I have been getting a number of "failure notices" in my mail queue and my amateur sleuthing via DNS report found this particular spammer has two NS servers as well as a bank of mail servers. My thought was to blacklist the NS IPs, however, that did not work. My next step is to blacklist their mail server IPs but there are a number of them so what would be nice is to just blacklist the entire block that corresponds to their mail server IPs (208.76.251.38 thru 208.76.251.50). I see that blocking a range of IPs was requested for ASL 2.0 but I could not find any reference so I just added 208.76.251 to my ASL blacklist hoping it will take care of the range.

So I guess my first question is am I thinking about this correctly? and secondly is their a better way?

Thanks much

I would highly suggest you turn off email responses for bad email addresses. It's a lot of overhead for something that is typically 99% spam anyways. A clogged mail queue doesn't do you any good.

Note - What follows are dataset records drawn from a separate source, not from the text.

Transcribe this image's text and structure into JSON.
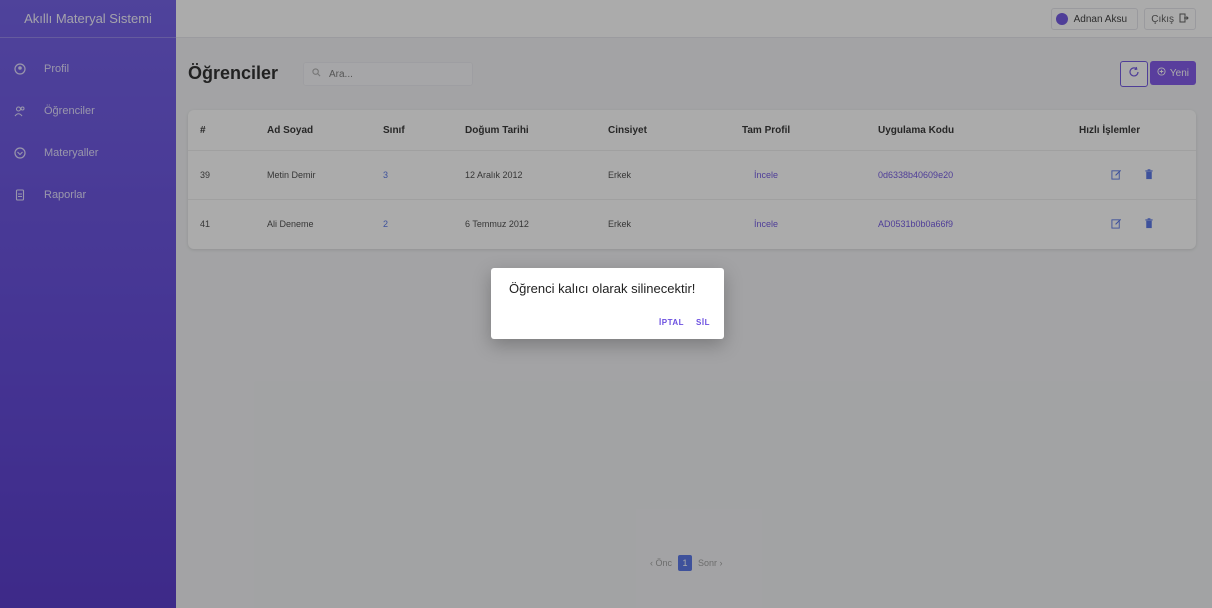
{
  "app": {
    "title": "Akıllı Materyal Sistemi"
  },
  "sidebar": {
    "items": [
      {
        "label": "Profil",
        "icon": "user-circle-icon"
      },
      {
        "label": "Öğrenciler",
        "icon": "users-icon"
      },
      {
        "label": "Materyaller",
        "icon": "box-icon"
      },
      {
        "label": "Raporlar",
        "icon": "document-icon"
      }
    ]
  },
  "topbar": {
    "user_name": "Adnan Aksu",
    "logout_label": "Çıkış"
  },
  "page": {
    "title": "Öğrenciler",
    "search_placeholder": "Ara...",
    "new_button": "Yeni"
  },
  "table": {
    "headers": [
      "#",
      "Ad Soyad",
      "Sınıf",
      "Doğum Tarihi",
      "Cinsiyet",
      "Tam Profil",
      "Uygulama Kodu",
      "Hızlı İşlemler"
    ],
    "rows": [
      {
        "id": "39",
        "name": "Metin Demir",
        "class": "3",
        "dob": "12 Aralık 2012",
        "gender": "Erkek",
        "profile": "İncele",
        "code": "0d6338b40609e20"
      },
      {
        "id": "41",
        "name": "Ali Deneme",
        "class": "2",
        "dob": "6 Temmuz 2012",
        "gender": "Erkek",
        "profile": "İncele",
        "code": "AD0531b0b0a66f9"
      }
    ]
  },
  "pagination": {
    "prev": "‹ Önc",
    "current": "1",
    "next": "Sonr ›"
  },
  "dialog": {
    "message": "Öğrenci kalıcı olarak silinecektir!",
    "cancel": "İPTAL",
    "confirm": "SİL"
  },
  "colors": {
    "accent": "#6b4fe0",
    "link_blue": "#4f6fe6"
  }
}
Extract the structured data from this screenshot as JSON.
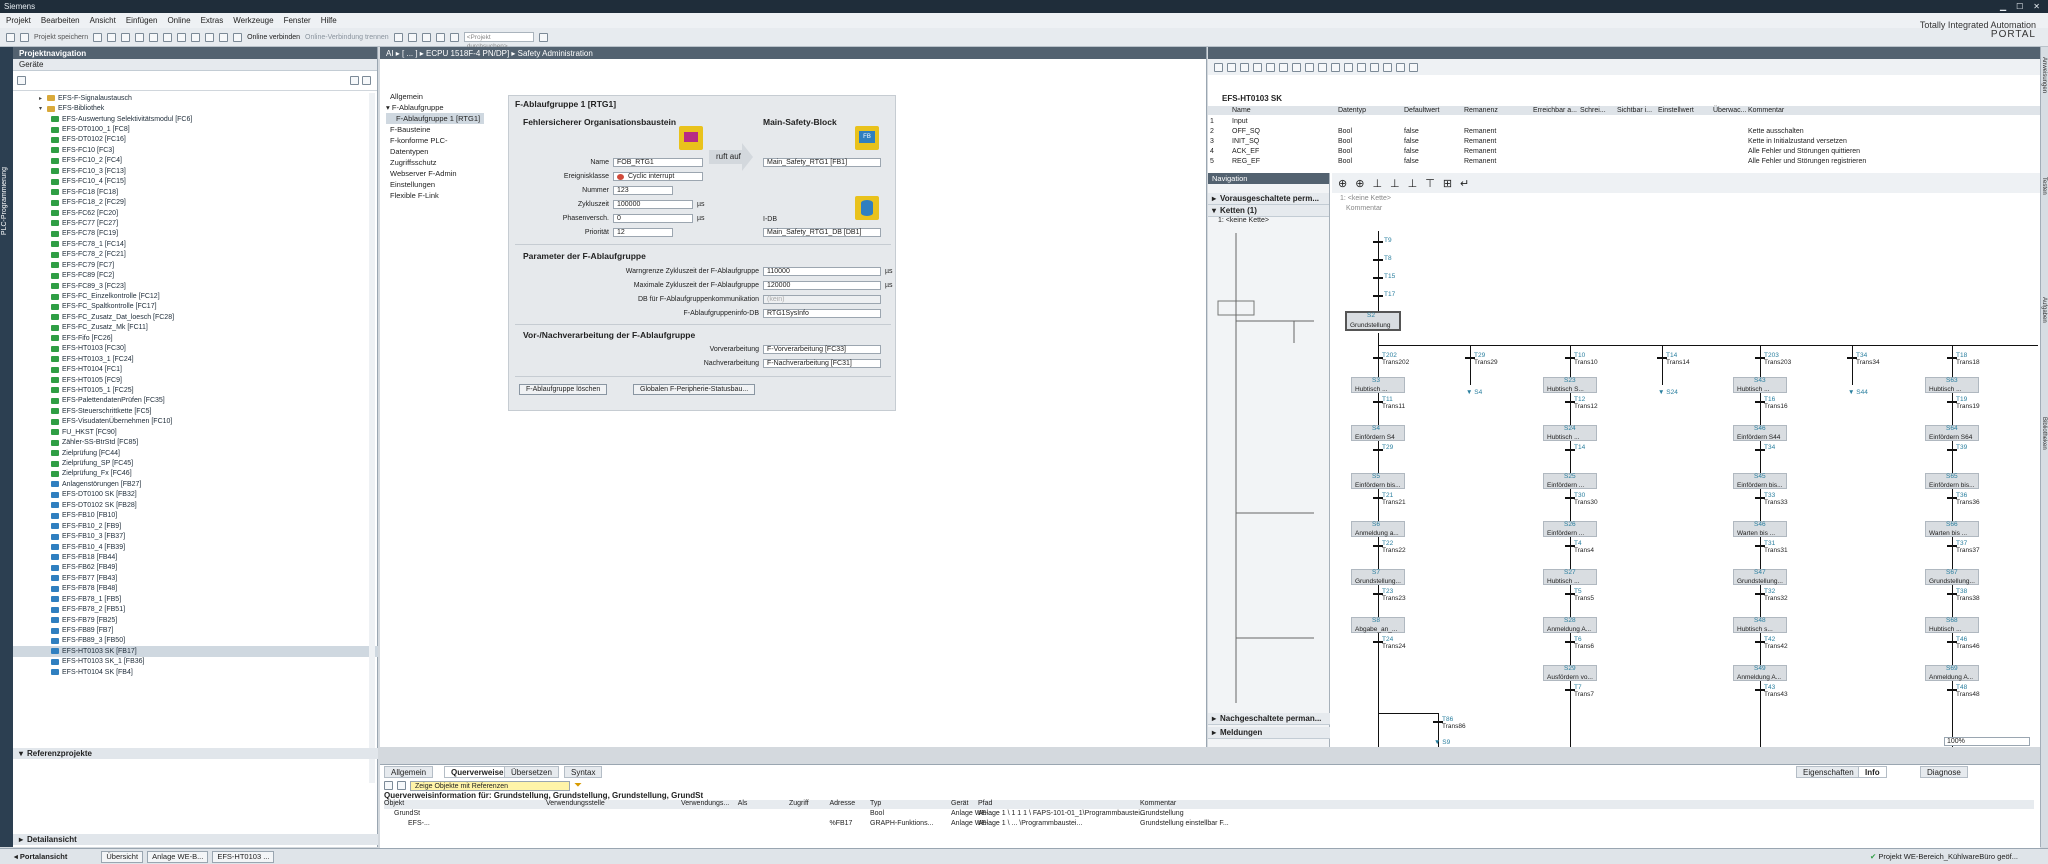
{
  "titlebar": {
    "title": "Siemens"
  },
  "menubar": {
    "items": [
      "Projekt",
      "Bearbeiten",
      "Ansicht",
      "Einfügen",
      "Online",
      "Extras",
      "Werkzeuge",
      "Fenster",
      "Hilfe"
    ]
  },
  "toolbar": {
    "save_label": "Projekt speichern",
    "online_label": "Online verbinden",
    "offline_label": "Online-Verbindung trennen",
    "search_placeholder": "<Projekt durchsuchen>"
  },
  "brand": {
    "line1": "Totally Integrated Automation",
    "line2": "PORTAL"
  },
  "sidestrip": {
    "label": "PLC-Programmierung"
  },
  "projnav": {
    "title": "Projektnavigation",
    "tab": "Geräte",
    "items": [
      {
        "label": "EFS-F-Signalaustausch",
        "kind": "folder",
        "arrow": "▸"
      },
      {
        "label": "EFS-Bibliothek",
        "kind": "folder",
        "arrow": "▾"
      },
      {
        "label": "EFS-Auswertung Selektivitätsmodul [FC6]",
        "kind": "fc"
      },
      {
        "label": "EFS-DT0100_1 [FC8]",
        "kind": "fc"
      },
      {
        "label": "EFS-DT0102 [FC16]",
        "kind": "fc"
      },
      {
        "label": "EFS-FC10 [FC3]",
        "kind": "fc"
      },
      {
        "label": "EFS-FC10_2 [FC4]",
        "kind": "fc"
      },
      {
        "label": "EFS-FC10_3 [FC13]",
        "kind": "fc"
      },
      {
        "label": "EFS-FC10_4 [FC15]",
        "kind": "fc"
      },
      {
        "label": "EFS-FC18 [FC18]",
        "kind": "fc"
      },
      {
        "label": "EFS-FC18_2 [FC29]",
        "kind": "fc"
      },
      {
        "label": "EFS-FC62 [FC20]",
        "kind": "fc"
      },
      {
        "label": "EFS-FC77 [FC27]",
        "kind": "fc"
      },
      {
        "label": "EFS-FC78 [FC19]",
        "kind": "fc"
      },
      {
        "label": "EFS-FC78_1 [FC14]",
        "kind": "fc"
      },
      {
        "label": "EFS-FC78_2 [FC21]",
        "kind": "fc"
      },
      {
        "label": "EFS-FC79 [FC7]",
        "kind": "fc"
      },
      {
        "label": "EFS-FC89 [FC2]",
        "kind": "fc"
      },
      {
        "label": "EFS-FC89_3 [FC23]",
        "kind": "fc"
      },
      {
        "label": "EFS-FC_Einzelkontrolle [FC12]",
        "kind": "fc"
      },
      {
        "label": "EFS-FC_Spaltkontrolle [FC17]",
        "kind": "fc"
      },
      {
        "label": "EFS-FC_Zusatz_Dat_loesch [FC28]",
        "kind": "fc"
      },
      {
        "label": "EFS-FC_Zusatz_Mk [FC11]",
        "kind": "fc"
      },
      {
        "label": "EFS-Fifo [FC26]",
        "kind": "fc"
      },
      {
        "label": "EFS-HT0103 [FC30]",
        "kind": "fc"
      },
      {
        "label": "EFS-HT0103_1 [FC24]",
        "kind": "fc"
      },
      {
        "label": "EFS-HT0104 [FC1]",
        "kind": "fc"
      },
      {
        "label": "EFS-HT0105 [FC9]",
        "kind": "fc"
      },
      {
        "label": "EFS-HT0105_1 [FC25]",
        "kind": "fc"
      },
      {
        "label": "EFS-PalettendatenPrüfen [FC35]",
        "kind": "fc"
      },
      {
        "label": "EFS-Steuerschrittkette [FC5]",
        "kind": "fc"
      },
      {
        "label": "EFS-VisudatenÜbernehmen [FC10]",
        "kind": "fc"
      },
      {
        "label": "FU_HKST [FC90]",
        "kind": "fc"
      },
      {
        "label": "Zähler-SS-BtrStd [FC85]",
        "kind": "fc"
      },
      {
        "label": "Zielprüfung [FC44]",
        "kind": "fc"
      },
      {
        "label": "Zielprüfung_SP [FC45]",
        "kind": "fc"
      },
      {
        "label": "Zielprüfung_Fx [FC46]",
        "kind": "fc"
      },
      {
        "label": "Anlagenstörungen [FB27]",
        "kind": "fb"
      },
      {
        "label": "EFS-DT0100 SK [FB32]",
        "kind": "fb"
      },
      {
        "label": "EFS-DT0102 SK [FB28]",
        "kind": "fb"
      },
      {
        "label": "EFS-FB10 [FB10]",
        "kind": "fb"
      },
      {
        "label": "EFS-FB10_2 [FB9]",
        "kind": "fb"
      },
      {
        "label": "EFS-FB10_3 [FB37]",
        "kind": "fb"
      },
      {
        "label": "EFS-FB10_4 [FB39]",
        "kind": "fb"
      },
      {
        "label": "EFS-FB18 [FB44]",
        "kind": "fb"
      },
      {
        "label": "EFS-FB62 [FB49]",
        "kind": "fb"
      },
      {
        "label": "EFS-FB77 [FB43]",
        "kind": "fb"
      },
      {
        "label": "EFS-FB78 [FB48]",
        "kind": "fb"
      },
      {
        "label": "EFS-FB78_1 [FB5]",
        "kind": "fb"
      },
      {
        "label": "EFS-FB78_2 [FB51]",
        "kind": "fb"
      },
      {
        "label": "EFS-FB79 [FB25]",
        "kind": "fb"
      },
      {
        "label": "EFS-FB89 [FB7]",
        "kind": "fb"
      },
      {
        "label": "EFS-FB89_3 [FB50]",
        "kind": "fb"
      },
      {
        "label": "EFS-HT0103 SK [FB17]",
        "kind": "fb",
        "selected": true
      },
      {
        "label": "EFS-HT0103 SK_1 [FB36]",
        "kind": "fb"
      },
      {
        "label": "EFS-HT0104 SK [FB4]",
        "kind": "fb"
      }
    ],
    "ref_title": "Referenzprojekte",
    "detail_title": "Detailansicht"
  },
  "editor1": {
    "breadcrumb": "AI ▸ [ ... ] ▸ ECPU 1518F-4 PN/DP] ▸ Safety Administration",
    "nav": [
      {
        "label": "Allgemein"
      },
      {
        "label": "F-Ablaufgruppe",
        "arrow": "▾"
      },
      {
        "label": "F-Ablaufgruppe 1 [RTG1]",
        "indent": true,
        "selected": true
      },
      {
        "label": "F-Bausteine"
      },
      {
        "label": "F-konforme PLC-Datentypen"
      },
      {
        "label": "Zugriffsschutz"
      },
      {
        "label": "Webserver F-Admin"
      },
      {
        "label": "Einstellungen"
      },
      {
        "label": "Flexible F-Link"
      }
    ],
    "group_title": "F-Ablaufgruppe 1 [RTG1]",
    "ob_section": "Fehlersicherer Organisationsbaustein",
    "main_section": "Main-Safety-Block",
    "calls_label": "ruft auf",
    "fields": {
      "name_label": "Name",
      "name": "FOB_RTG1",
      "event_label": "Ereignisklasse",
      "event": "Cyclic interrupt",
      "number_label": "Nummer",
      "number": "123",
      "cycle_label": "Zykluszeit",
      "cycle": "100000",
      "cycle_unit": "µs",
      "phase_label": "Phasenversch.",
      "phase": "0",
      "phase_unit": "µs",
      "prio_label": "Priorität",
      "prio": "12"
    },
    "main_block": "Main_Safety_RTG1 [FB1]",
    "idb_label": "I-DB",
    "idb": "Main_Safety_RTG1_DB [DB1]",
    "params_section": "Parameter der F-Ablaufgruppe",
    "params": [
      {
        "label": "Warngrenze Zykluszeit der F-Ablaufgruppe",
        "value": "110000",
        "unit": "µs"
      },
      {
        "label": "Maximale Zykluszeit der F-Ablaufgruppe",
        "value": "120000",
        "unit": "µs"
      },
      {
        "label": "DB für F-Ablaufgruppenkommunikation",
        "value": "(kein)",
        "unit": ""
      },
      {
        "label": "F-Ablaufgruppeninfo-DB",
        "value": "RTG1SysInfo",
        "unit": ""
      }
    ],
    "prepost_section": "Vor-/Nachverarbeitung der F-Ablaufgruppe",
    "pre_label": "Vorverarbeitung",
    "pre": "F-Vorverarbeitung [FC33]",
    "post_label": "Nachverarbeitung",
    "post": "F-Nachverarbeitung [FC31]",
    "delete_btn": "F-Ablaufgruppe löschen",
    "periph_btn": "Globalen F-Peripherie-Statusbau..."
  },
  "editor2": {
    "block_title": "EFS-HT0103 SK",
    "iface_headers": [
      "Name",
      "Datentyp",
      "Defaultwert",
      "Remanenz",
      "Erreichbar a...",
      "Schrei...",
      "Sichtbar i...",
      "Einstellwert",
      "Überwac...",
      "Kommentar"
    ],
    "iface_rows": [
      {
        "num": "1",
        "name": "Input",
        "type": "",
        "def": "",
        "rem": "",
        "comment": ""
      },
      {
        "num": "2",
        "name": "OFF_SQ",
        "type": "Bool",
        "def": "false",
        "rem": "Remanent",
        "comment": "Kette ausschalten"
      },
      {
        "num": "3",
        "name": "INIT_SQ",
        "type": "Bool",
        "def": "false",
        "rem": "Remanent",
        "comment": "Kette in Initialzustand versetzen"
      },
      {
        "num": "4",
        "name": "ACK_EF",
        "type": "Bool",
        "def": "false",
        "rem": "Remanent",
        "comment": "Alle Fehler und Störungen quittieren"
      },
      {
        "num": "5",
        "name": "REG_EF",
        "type": "Bool",
        "def": "false",
        "rem": "Remanent",
        "comment": "Alle Fehler und Störungen registrieren"
      }
    ],
    "nav_title": "Navigation",
    "pre_chains": "Vorausgeschaltete perm...",
    "chains": "Ketten (1)",
    "chain1": "1: <keine Kette>",
    "post_chains": "Nachgeschaltete perman...",
    "messages": "Meldungen",
    "seq_chain": "1: <keine Kette>",
    "seq_comment": "Kommentar",
    "zoom": "100%",
    "top_transitions": [
      "T9",
      "T8",
      "T15",
      "T17"
    ],
    "main_step": {
      "num": "S2",
      "label": "Grundstellung"
    },
    "columns": [
      {
        "t": "T202",
        "tl": "Trans202",
        "steps": [
          [
            "S3",
            "Hubtisch ..."
          ],
          [
            "S4",
            "Einfördern S4"
          ],
          [
            "S5",
            "Einfördern bis..."
          ],
          [
            "S6",
            "Anmeldung a..."
          ],
          [
            "S7",
            "Grundstellung..."
          ],
          [
            "S8",
            "Abgabe_an_..."
          ]
        ],
        "trans": [
          [
            "T11",
            "Trans11"
          ],
          [
            "T29",
            ""
          ],
          [
            "T21",
            "Trans21"
          ],
          [
            "T22",
            "Trans22"
          ],
          [
            "T23",
            "Trans23"
          ],
          [
            "T24",
            "Trans24"
          ],
          [
            "T25",
            "Trans25"
          ]
        ]
      },
      {
        "t": "T29",
        "tl": "Trans29",
        "jump": "S4"
      },
      {
        "t": "T10",
        "tl": "Trans10",
        "steps": [
          [
            "S23",
            "Hubtisch S..."
          ],
          [
            "S24",
            "Hubtisch ..."
          ],
          [
            "S25",
            "Einfördern ..."
          ],
          [
            "S26",
            "Einfördern ..."
          ],
          [
            "S27",
            "Hubtisch ..."
          ],
          [
            "S28",
            "Anmeldung A..."
          ],
          [
            "S29",
            "Ausfördern vo..."
          ]
        ],
        "trans": [
          [
            "T12",
            "Trans12"
          ],
          [
            "T14",
            ""
          ],
          [
            "T30",
            "Trans30"
          ],
          [
            "T4",
            "Trans4"
          ],
          [
            "T5",
            "Trans5"
          ],
          [
            "T6",
            "Trans6"
          ],
          [
            "T7",
            "Trans7"
          ]
        ]
      },
      {
        "t": "T14",
        "tl": "Trans14",
        "jump": "S24"
      },
      {
        "t": "T203",
        "tl": "Trans203",
        "steps": [
          [
            "S43",
            "Hubtisch ..."
          ],
          [
            "S46",
            "Einfördern S44"
          ],
          [
            "S45",
            "Einfördern bis..."
          ],
          [
            "S46",
            "Warten bis ..."
          ],
          [
            "S47",
            "Grundstellung..."
          ],
          [
            "S48",
            "Hubtisch s..."
          ],
          [
            "S49",
            "Anmeldung A..."
          ]
        ],
        "trans": [
          [
            "T16",
            "Trans16"
          ],
          [
            "T34",
            ""
          ],
          [
            "T33",
            "Trans33"
          ],
          [
            "T31",
            "Trans31"
          ],
          [
            "T32",
            "Trans32"
          ],
          [
            "T42",
            "Trans42"
          ],
          [
            "T43",
            "Trans43"
          ]
        ]
      },
      {
        "t": "T34",
        "tl": "Trans34",
        "jump": "S44"
      },
      {
        "t": "T18",
        "tl": "Trans18",
        "steps": [
          [
            "S63",
            "Hubtisch ..."
          ],
          [
            "S64",
            "Einfördern S64"
          ],
          [
            "S65",
            "Einfördern bis..."
          ],
          [
            "S66",
            "Warten bis ..."
          ],
          [
            "S67",
            "Grundstellung..."
          ],
          [
            "S68",
            "Hubtisch ..."
          ],
          [
            "S69",
            "Anmeldung A..."
          ]
        ],
        "trans": [
          [
            "T19",
            "Trans19"
          ],
          [
            "T39",
            ""
          ],
          [
            "T36",
            "Trans36"
          ],
          [
            "T37",
            "Trans37"
          ],
          [
            "T38",
            "Trans38"
          ],
          [
            "T46",
            "Trans46"
          ],
          [
            "T48",
            "Trans48"
          ]
        ]
      }
    ],
    "bottom_trans": {
      "t": "T86",
      "tl": "Trans86",
      "jump": "S9"
    }
  },
  "bottom": {
    "tabs": [
      "Allgemein",
      "Querverweise",
      "Übersetzen",
      "Syntax"
    ],
    "filter": "Zeige Objekte mit Referenzen",
    "info_line": "Querverweisinformation für: Grundstellung, Grundstellung, Grundstellung, GrundSt",
    "headers": [
      "Objekt",
      "Verwendungsstelle",
      "Verwendungs...",
      "Als",
      "Zugriff",
      "Adresse",
      "Typ",
      "Gerät",
      "Pfad",
      "Kommentar"
    ],
    "row1": {
      "obj": "GrundSt",
      "typ": "Bool",
      "geraet": "Anlage WE-...",
      "pfad": "Anlage 1 \\ 1 1 1 \\ FAPS-101-01_1\\Programmbaustei...",
      "kommentar": "Grundstellung"
    },
    "row2": {
      "obj": "EFS-...",
      "adresse": "%FB17",
      "typ": "GRAPH-Funktions...",
      "geraet": "Anlage WE-...",
      "pfad": "Anlage 1 \\ ... \\Programmbaustei...",
      "kommentar": "Grundstellung einstellbar F..."
    },
    "right_tabs": [
      "Eigenschaften",
      "Info",
      "Diagnose"
    ]
  },
  "taskbar": {
    "portal": "Portalansicht",
    "tasks": [
      "Übersicht",
      "Anlage WE-B...",
      "EFS-HT0103 ..."
    ],
    "status": "Projekt WE-Bereich_KühlwareBüro geöf..."
  },
  "rightstrip": {
    "tabs": [
      "Anweisungen",
      "Testen",
      "Aufgaben",
      "Bibliotheken"
    ]
  },
  "colors": {
    "panelhead": "#536270",
    "accent": "#2a7f9f",
    "fc_icon": "#2f9e44",
    "fb_icon": "#2f7fc0"
  }
}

Agreed, thats a great step. Also check out the zen.spamhaus.org RBL, and greylisting.

Gents:

Thanks for the reply. However, I have read this forum extensively for similar issues and employed all of the recommendations (at least the simple ones) to prevent failure notices stuck in the queue. Of course I have set Plesk to reject all non-existent email. I am also using qmail-scanner and ART spamassassin. The IP addresses for this particular spammer are not listed in the spamhaus RBL.

One thing that I did notice in the email header is that the spam gets an SPF Pass which baffles me. I have checked my spf record several times and it seems ok, but maybe not.

Thanks again

The spammers are smart enough to create SPF and DKIM records these days, so dont put to much effort into investigating that part.